Furthermore, the emphasis on local deployment capabilities reinforces the importance of data privacy and sovereignty. Enterprises can now run Gemma 4 on their own infrastructure, ensuring that sensitive data never leaves their premises. This is particularly relevant for industries with strict regulatory requirements, such as healthcare, finance, and government, where data leakage is a critical risk. The ability to run advanced models like the 31B and 26B variants locally, thanks to their optimized architectures, makes this a viable option for many organizations.
Availability and Deployment
Gemma 4 is available for immediate use through multiple channels. The models can be accessed via Google Cloud, providing seamless integration for enterprises already using Google’s infrastructure. Additionally, the open-weight nature of the models allows developers to download and run them locally on their own hardware. This flexibility ensures that users can choose the deployment method that best fits their needs, whether it be cloud-based scalability or local privacy and control.

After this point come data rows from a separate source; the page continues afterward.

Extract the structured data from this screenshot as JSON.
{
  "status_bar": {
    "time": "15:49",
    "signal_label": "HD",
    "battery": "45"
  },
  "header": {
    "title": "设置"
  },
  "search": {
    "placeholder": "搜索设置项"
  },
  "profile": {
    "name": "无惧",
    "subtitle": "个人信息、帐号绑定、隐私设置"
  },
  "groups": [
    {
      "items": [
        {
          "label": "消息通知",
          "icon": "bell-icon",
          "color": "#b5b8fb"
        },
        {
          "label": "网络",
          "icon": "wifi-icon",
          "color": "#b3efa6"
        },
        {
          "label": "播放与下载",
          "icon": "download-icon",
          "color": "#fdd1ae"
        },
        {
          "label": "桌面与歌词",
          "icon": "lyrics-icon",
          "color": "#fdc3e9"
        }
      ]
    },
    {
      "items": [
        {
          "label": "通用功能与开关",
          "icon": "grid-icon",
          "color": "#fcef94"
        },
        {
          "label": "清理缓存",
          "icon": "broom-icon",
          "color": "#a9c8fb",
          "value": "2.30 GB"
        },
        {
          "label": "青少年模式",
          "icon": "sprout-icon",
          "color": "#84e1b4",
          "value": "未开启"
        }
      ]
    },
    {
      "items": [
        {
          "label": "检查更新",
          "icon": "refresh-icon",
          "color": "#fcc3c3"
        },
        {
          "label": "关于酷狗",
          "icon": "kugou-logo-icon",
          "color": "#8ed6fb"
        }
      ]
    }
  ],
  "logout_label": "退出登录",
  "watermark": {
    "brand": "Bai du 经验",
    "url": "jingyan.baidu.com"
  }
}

For developers interested in experimenting with Gemma 4, the models are available through standard AI model repositories and platforms. The documentation and support materials provided by Google aim to facilitate easy integration and deployment, regardless of the user’s technical expertise. The release of Gemma 4 is not just a technical milestone but a statement of intent from Google DeepMind to lead the open-source AI movement with models that are both powerful and accessible.
Conclusion
Gemma 4 represents a significant leap forward in the capabilities and accessibility of open-weight AI models. With its diverse range of sizes, native multimodality, extended context windows, and superior token efficiency, it offers a compelling alternative to proprietary models. The shift to the Apache 2.0 license removes previous restrictions, enabling unrestricted commercial use and fostering broader adoption. As the AI landscape continues to evolve, Gemma 4 stands out as a model that balances performance, efficiency, and openness, making it a valuable tool for developers and enterprises worldwide.